The Force Awakens is one of those movies in a series where you learn to love every character, new and old, even without knowing who they are from previous films. It sets up a story which needs no introduction besides a classic script roll at the start.
It’s like watching an episode of The Office. You don’t need to know the backstory of every character because they’re funny on their own. With Star Wars, every character is interesting, witty, and relatable on their own, even if they all fly spaceships or have crazy mind powers.
As Rey and Finn, the movie’s main protagonists, invaded Starkiller Base, we leaned in closer to the screen to see what would unfold.

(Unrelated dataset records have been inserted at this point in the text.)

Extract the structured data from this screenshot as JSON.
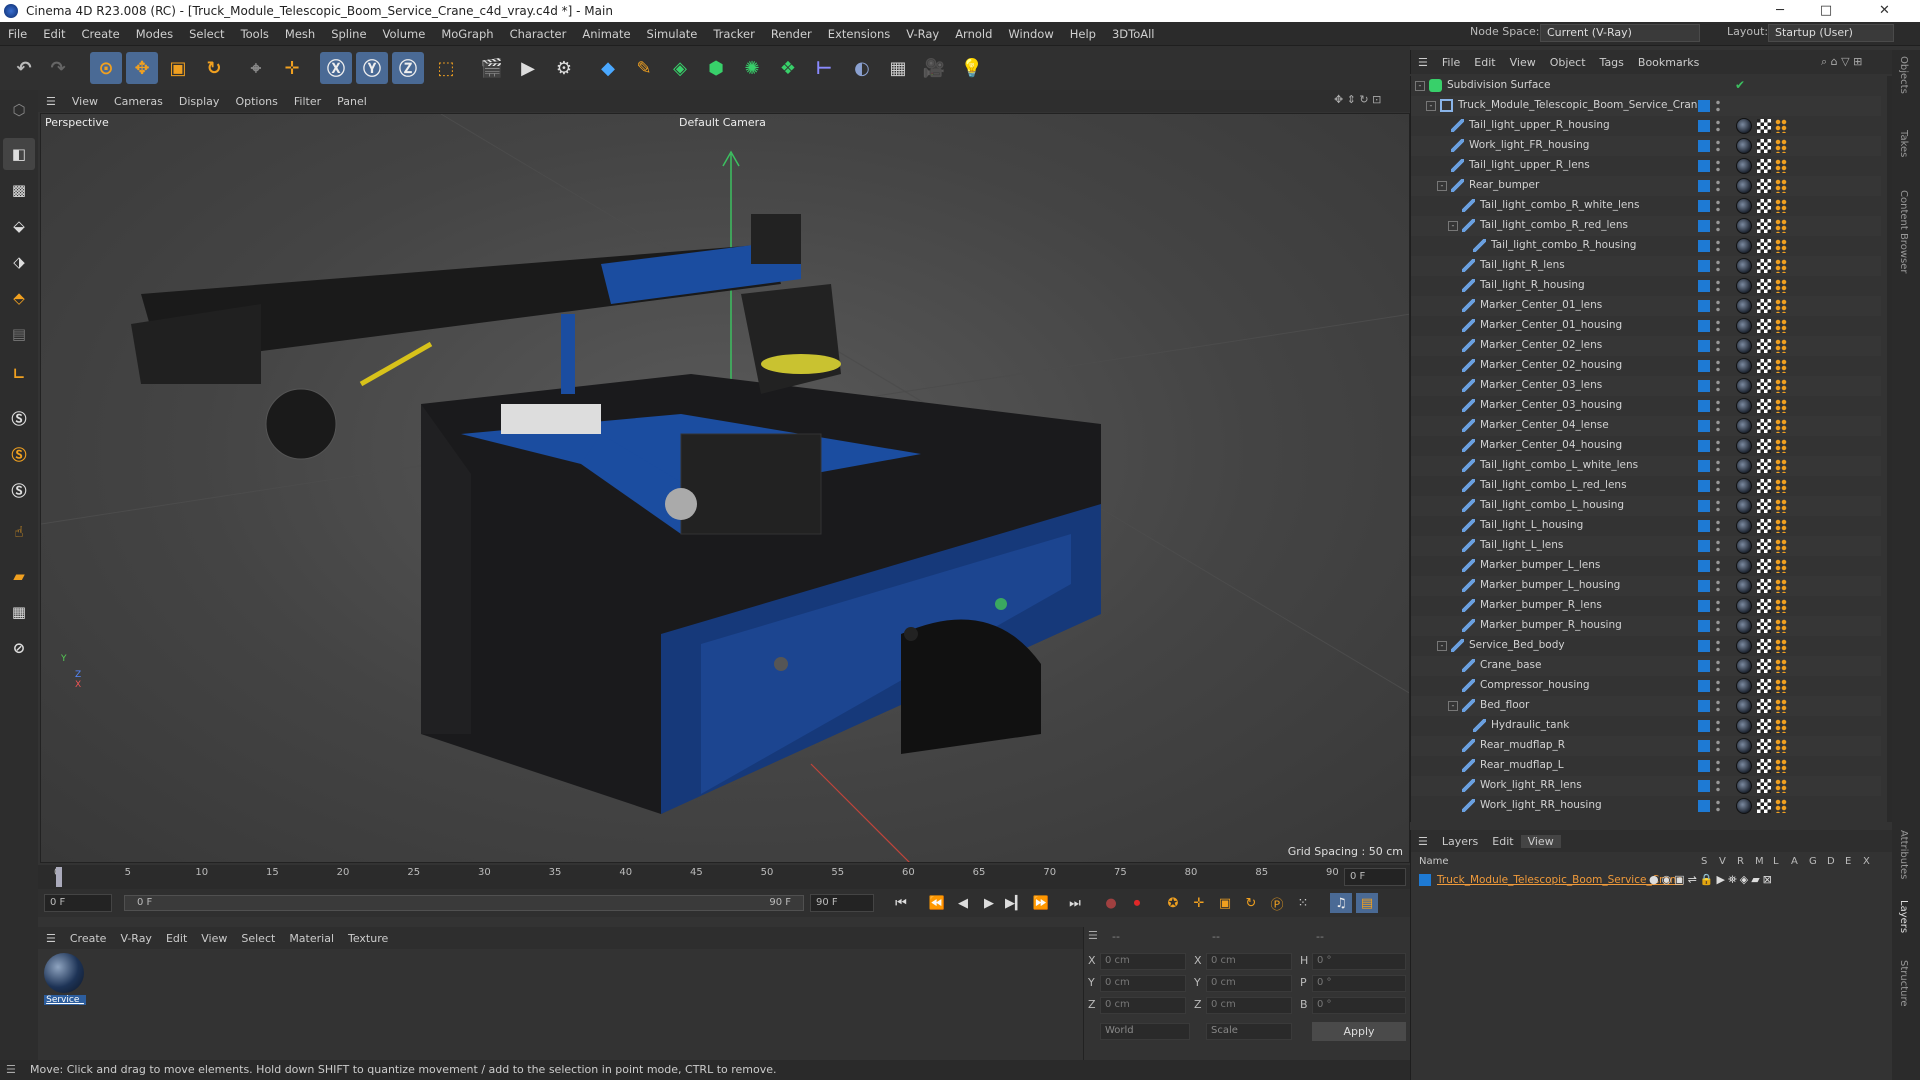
{
  "window": {
    "title": "Cinema 4D R23.008 (RC) - [Truck_Module_Telescopic_Boom_Service_Crane_c4d_vray.c4d *] - Main",
    "minimize": "─",
    "maximize": "□",
    "close": "✕"
  },
  "menubar": {
    "items": [
      "File",
      "Edit",
      "Create",
      "Modes",
      "Select",
      "Tools",
      "Mesh",
      "Spline",
      "Volume",
      "MoGraph",
      "Character",
      "Animate",
      "Simulate",
      "Tracker",
      "Render",
      "Extensions",
      "V-Ray",
      "Arnold",
      "Window",
      "Help",
      "3DToAll"
    ],
    "node_space_label": "Node Space:",
    "node_space_value": "Current (V-Ray)",
    "layout_label": "Layout:",
    "layout_value": "Startup (User)"
  },
  "viewport": {
    "menu": [
      "View",
      "Cameras",
      "Display",
      "Options",
      "Filter",
      "Panel"
    ],
    "name": "Perspective",
    "camera": "Default Camera",
    "grid_spacing": "Grid Spacing : 50 cm",
    "axis_y": "Y",
    "axis_z": "Z",
    "axis_x": "X"
  },
  "timeline": {
    "ticks": [
      "0",
      "5",
      "10",
      "15",
      "20",
      "25",
      "30",
      "35",
      "40",
      "45",
      "50",
      "55",
      "60",
      "65",
      "70",
      "75",
      "80",
      "85",
      "90"
    ],
    "current_frame": "0 F",
    "start_field": "0 F",
    "range_start": "0 F",
    "range_end": "90 F",
    "end_field": "90 F"
  },
  "material_manager": {
    "menu": [
      "Create",
      "V-Ray",
      "Edit",
      "View",
      "Select",
      "Material",
      "Texture"
    ],
    "material_name": "Service_"
  },
  "coordinates": {
    "header": [
      "--",
      "--",
      "--"
    ],
    "rows": [
      {
        "axis": "X",
        "pos": "0 cm",
        "axis2": "X",
        "size": "0 cm",
        "axis3": "H",
        "rot": "0 °"
      },
      {
        "axis": "Y",
        "pos": "0 cm",
        "axis2": "Y",
        "size": "0 cm",
        "axis3": "P",
        "rot": "0 °"
      },
      {
        "axis": "Z",
        "pos": "0 cm",
        "axis2": "Z",
        "size": "0 cm",
        "axis3": "B",
        "rot": "0 °"
      }
    ],
    "mode1": "World",
    "mode2": "Scale",
    "apply": "Apply"
  },
  "statusbar": {
    "text": "Move: Click and drag to move elements. Hold down SHIFT to quantize movement / add to the selection in point mode, CTRL to remove."
  },
  "object_manager": {
    "menu": [
      "File",
      "Edit",
      "View",
      "Object",
      "Tags",
      "Bookmarks"
    ],
    "objects": [
      {
        "name": "Subdivision Surface",
        "depth": 0,
        "expand": "-",
        "kind": "subdiv"
      },
      {
        "name": "Truck_Module_Telescopic_Boom_Service_Crane",
        "depth": 1,
        "expand": "-",
        "kind": "null"
      },
      {
        "name": "Tail_light_upper_R_housing",
        "depth": 2,
        "expand": "",
        "kind": "poly"
      },
      {
        "name": "Work_light_FR_housing",
        "depth": 2,
        "expand": "",
        "kind": "poly"
      },
      {
        "name": "Tail_light_upper_R_lens",
        "depth": 2,
        "expand": "",
        "kind": "poly"
      },
      {
        "name": "Rear_bumper",
        "depth": 2,
        "expand": "-",
        "kind": "poly"
      },
      {
        "name": "Tail_light_combo_R_white_lens",
        "depth": 3,
        "expand": "",
        "kind": "poly"
      },
      {
        "name": "Tail_light_combo_R_red_lens",
        "depth": 3,
        "expand": "-",
        "kind": "poly"
      },
      {
        "name": "Tail_light_combo_R_housing",
        "depth": 4,
        "expand": "",
        "kind": "poly"
      },
      {
        "name": "Tail_light_R_lens",
        "depth": 3,
        "expand": "",
        "kind": "poly"
      },
      {
        "name": "Tail_light_R_housing",
        "depth": 3,
        "expand": "",
        "kind": "poly"
      },
      {
        "name": "Marker_Center_01_lens",
        "depth": 3,
        "expand": "",
        "kind": "poly"
      },
      {
        "name": "Marker_Center_01_housing",
        "depth": 3,
        "expand": "",
        "kind": "poly"
      },
      {
        "name": "Marker_Center_02_lens",
        "depth": 3,
        "expand": "",
        "kind": "poly"
      },
      {
        "name": "Marker_Center_02_housing",
        "depth": 3,
        "expand": "",
        "kind": "poly"
      },
      {
        "name": "Marker_Center_03_lens",
        "depth": 3,
        "expand": "",
        "kind": "poly"
      },
      {
        "name": "Marker_Center_03_housing",
        "depth": 3,
        "expand": "",
        "kind": "poly"
      },
      {
        "name": "Marker_Center_04_lense",
        "depth": 3,
        "expand": "",
        "kind": "poly"
      },
      {
        "name": "Marker_Center_04_housing",
        "depth": 3,
        "expand": "",
        "kind": "poly"
      },
      {
        "name": "Tail_light_combo_L_white_lens",
        "depth": 3,
        "expand": "",
        "kind": "poly"
      },
      {
        "name": "Tail_light_combo_L_red_lens",
        "depth": 3,
        "expand": "",
        "kind": "poly"
      },
      {
        "name": "Tail_light_combo_L_housing",
        "depth": 3,
        "expand": "",
        "kind": "poly"
      },
      {
        "name": "Tail_light_L_housing",
        "depth": 3,
        "expand": "",
        "kind": "poly"
      },
      {
        "name": "Tail_light_L_lens",
        "depth": 3,
        "expand": "",
        "kind": "poly"
      },
      {
        "name": "Marker_bumper_L_lens",
        "depth": 3,
        "expand": "",
        "kind": "poly"
      },
      {
        "name": "Marker_bumper_L_housing",
        "depth": 3,
        "expand": "",
        "kind": "poly"
      },
      {
        "name": "Marker_bumper_R_lens",
        "depth": 3,
        "expand": "",
        "kind": "poly"
      },
      {
        "name": "Marker_bumper_R_housing",
        "depth": 3,
        "expand": "",
        "kind": "poly"
      },
      {
        "name": "Service_Bed_body",
        "depth": 2,
        "expand": "-",
        "kind": "poly"
      },
      {
        "name": "Crane_base",
        "depth": 3,
        "expand": "",
        "kind": "poly"
      },
      {
        "name": "Compressor_housing",
        "depth": 3,
        "expand": "",
        "kind": "poly"
      },
      {
        "name": "Bed_floor",
        "depth": 3,
        "expand": "-",
        "kind": "poly"
      },
      {
        "name": "Hydraulic_tank",
        "depth": 4,
        "expand": "",
        "kind": "poly"
      },
      {
        "name": "Rear_mudflap_R",
        "depth": 3,
        "expand": "",
        "kind": "poly"
      },
      {
        "name": "Rear_mudflap_L",
        "depth": 3,
        "expand": "",
        "kind": "poly"
      },
      {
        "name": "Work_light_RR_lens",
        "depth": 3,
        "expand": "",
        "kind": "poly"
      },
      {
        "name": "Work_light_RR_housing",
        "depth": 3,
        "expand": "",
        "kind": "poly"
      }
    ]
  },
  "layers": {
    "menu": [
      "Layers",
      "Edit",
      "View"
    ],
    "cols": [
      "S",
      "V",
      "R",
      "M",
      "L",
      "A",
      "G",
      "D",
      "E",
      "X"
    ],
    "name_header": "Name",
    "layer_name": "Truck_Module_Telescopic_Boom_Service_Crane"
  },
  "side_tabs": [
    "Objects",
    "Takes",
    "Content Browser",
    "Attributes",
    "Layers",
    "Structure"
  ],
  "colors": {
    "accent_blue": "#1e7ad4",
    "orange": "#f0a020",
    "selected_text": "#f09a3a"
  }
}
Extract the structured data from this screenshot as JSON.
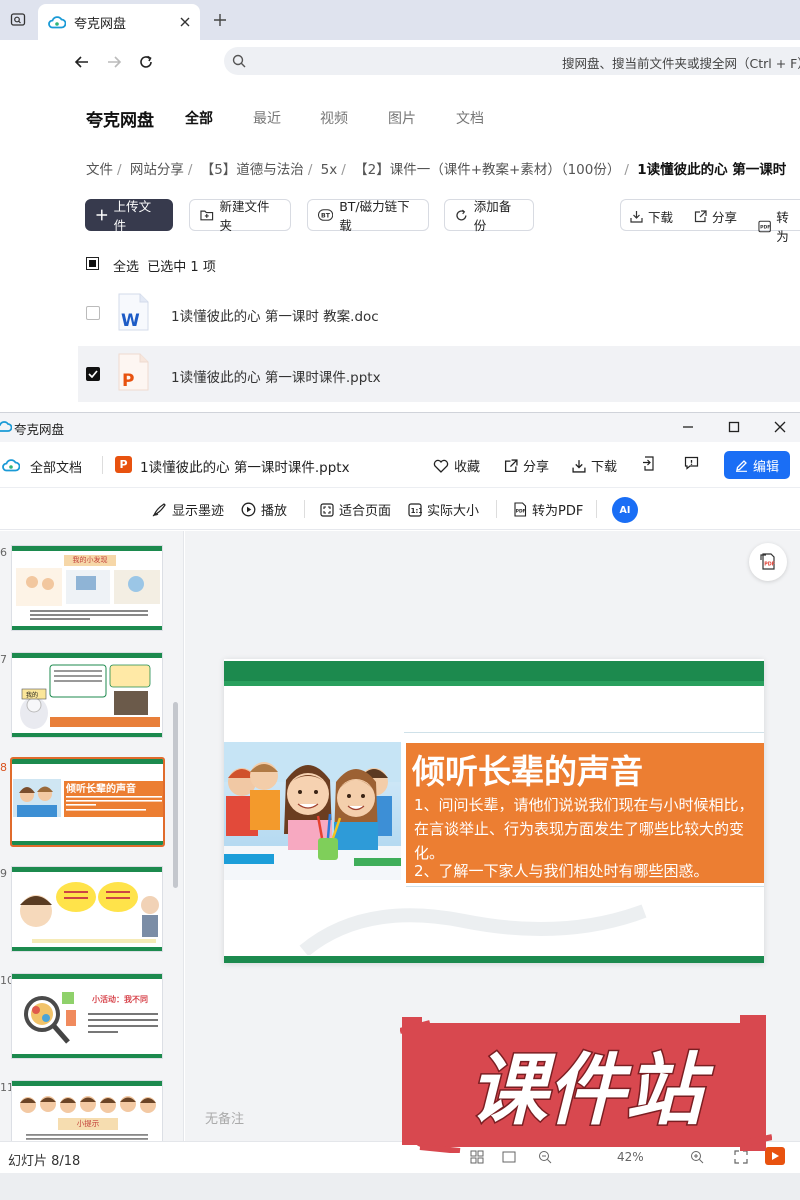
{
  "browser": {
    "tab_title": "夸克网盘",
    "address_placeholder": "搜网盘、搜当前文件夹或搜全网（Ctrl + F）"
  },
  "drive": {
    "brand": "夸克网盘",
    "category_tabs": [
      "全部",
      "最近",
      "视频",
      "图片",
      "文档"
    ],
    "breadcrumb": [
      "文件",
      "网站分享",
      "【5】道德与法治",
      "5x",
      "【2】课件一（课件+教案+素材）（100份）",
      "1读懂彼此的心 第一课时"
    ],
    "buttons": {
      "upload": "上传文件",
      "new_folder": "新建文件夹",
      "bt_download": "BT/磁力链下载",
      "add_backup": "添加备份",
      "download": "下载",
      "share": "分享",
      "to_pdf": "转为"
    },
    "select_all": "全选",
    "selected_info": "已选中 1 项",
    "files": [
      {
        "name": "1读懂彼此的心  第一课时 教案.doc",
        "type_badge": "W",
        "checked": false
      },
      {
        "name": "1读懂彼此的心  第一课时课件.pptx",
        "type_badge": "P",
        "checked": true
      }
    ]
  },
  "viewer": {
    "app_title": "夸克网盘",
    "all_docs": "全部文档",
    "doc_name": "1读懂彼此的心 第一课时课件.pptx",
    "doc_badge": "P",
    "header_actions": {
      "favorite": "收藏",
      "share": "分享",
      "download": "下载",
      "edit": "编辑"
    },
    "toolbar": {
      "show_ink": "显示墨迹",
      "play": "播放",
      "fit_page": "适合页面",
      "actual_size": "实际大小",
      "to_pdf": "转为PDF",
      "ai": "AI"
    },
    "thumbnails": [
      {
        "number": "6",
        "title": "我的小发现"
      },
      {
        "number": "7",
        "title": "我的小发现"
      },
      {
        "number": "8",
        "title": "倾听长辈的声音",
        "active": true
      },
      {
        "number": "9",
        "title": ""
      },
      {
        "number": "10",
        "title": "小活动：我不同"
      },
      {
        "number": "11",
        "title": "小提示"
      }
    ],
    "slide": {
      "heading": "倾听长辈的声音",
      "lines": [
        "1、问问长辈，请他们说说我们现在与小时候相比，",
        "在言谈举止、行为表现方面发生了哪些比较大的变",
        "化。",
        "2、了解一下家人与我们相处时有哪些困惑。"
      ]
    },
    "notes_placeholder": "无备注",
    "status": {
      "slide_counter": "幻灯片 8/18",
      "zoom": "42%"
    },
    "watermark": "课件站"
  },
  "colors": {
    "accent_blue": "#1a6ef5",
    "slide_green": "#1c8a4e",
    "slide_orange": "#ec7e32",
    "watermark_red": "#d8484f",
    "ppt_orange": "#e8520f",
    "word_blue": "#1d5bc6"
  }
}
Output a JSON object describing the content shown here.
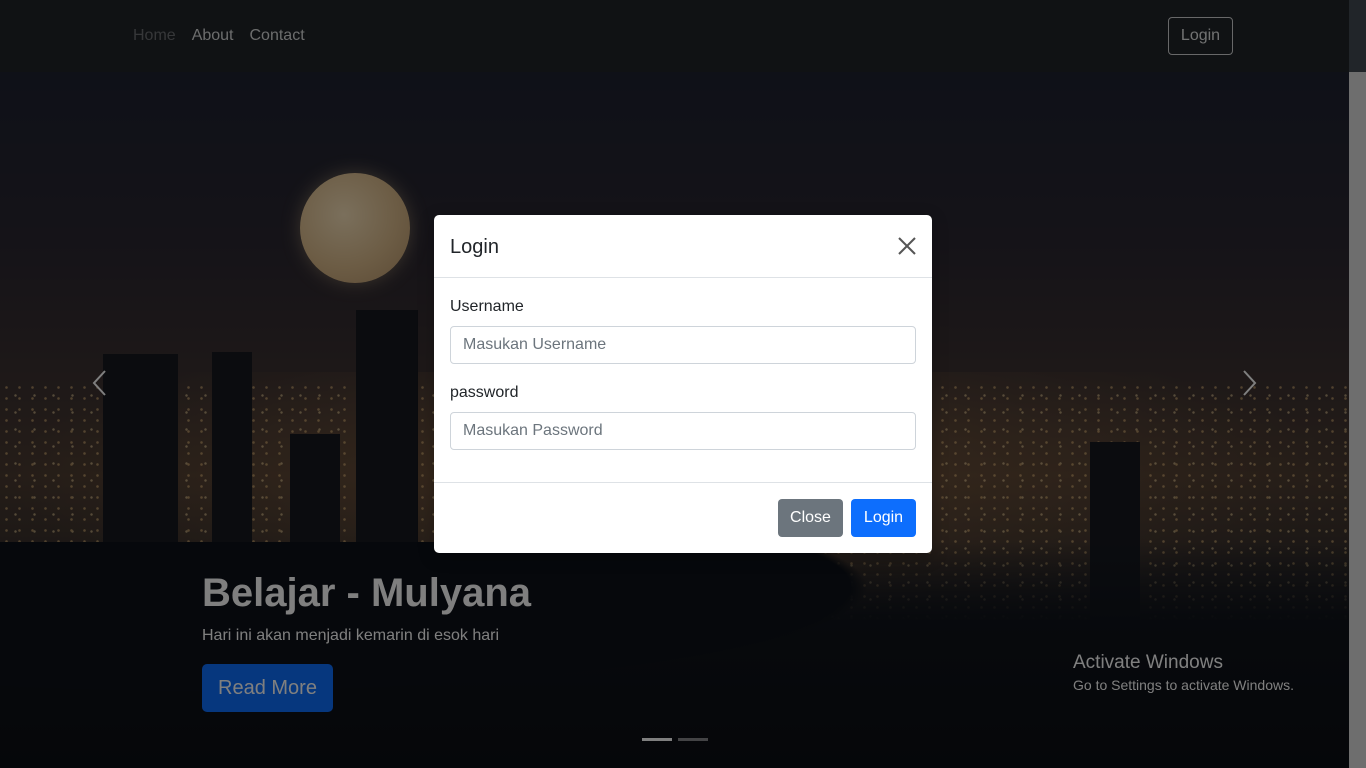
{
  "navbar": {
    "links": [
      "Home",
      "About",
      "Contact"
    ],
    "login_button": "Login"
  },
  "hero": {
    "title": "Belajar - Mulyana",
    "subtitle": "Hari ini akan menjadi kemarin di esok hari",
    "cta_label": "Read More",
    "slide_count": 2,
    "active_slide": 1
  },
  "modal": {
    "title": "Login",
    "username_label": "Username",
    "username_placeholder": "Masukan Username",
    "username_value": "",
    "password_label": "password",
    "password_placeholder": "Masukan Password",
    "password_value": "",
    "close_button": "Close",
    "login_button": "Login"
  },
  "watermark": {
    "title": "Activate Windows",
    "subtitle": "Go to Settings to activate Windows."
  },
  "icons": {
    "modal_close": "close-icon",
    "carousel_prev": "chevron-left-icon",
    "carousel_next": "chevron-right-icon"
  },
  "colors": {
    "navbar_bg": "#212529",
    "primary": "#0d6efd",
    "secondary": "#6c757d"
  }
}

Both of our eyes were glued to the screen, but the glue suddenly melted as the conflict between Han Solo and Kylo Ren appeared on screen.
You see, Han Solo is a well-aged bounty hunter while his son Kylo has turned to the dark side. A father-son conflict couldn’t get tenser.
I looked over at my dad as Ren thrusted the lightsaber into Solo’s chest, and I could see his eyes get teary.
“Does my dad see me as Kylo Ren? The son who killed his father?” I thought.
But no, I could tell it was my dad thinking of his father who had passed years earlier. This scene is so powerful on its own, it is truly a testament to how a movie can make you express emotions you thought you never had, or bring back feelings of happiness, despair, or sadness which you never thought you would feel again.
I’ve always wanted to write about this, and it was always this line which prompted me to:
“Han Solo, I’ve been waiting for this day for a long time,” Ren says.
I’ve been waiting for a day which I know is inevitable. With my father being in his early 60s, it hits me harder every time he points to something in our house and says “this will be yours someday.”
My dad was always the Jedi master, I am still the padawan in training.
It was only after watching The Force Awakens with him when I realized how much I rely on my father. The same father who woke me up for every day of high school no matter how much I wanted to stay home, made me try new foods no matter how much I didn’t want to, and who cheered me on in hockey, no matter how many shitty games I had.
It’s these kind of things we often don’t think about once we get to university because we’re so caught up in essays, internships, eating something other than Mr. Noodles, and getting a job when we graduate.
Your parents are always thinking of you, in everything they do, no matter how far away at school we are.
My word of the wise is don’t wait till your parents die to thank them for everything they do for you.
Remember who got you here in the first place.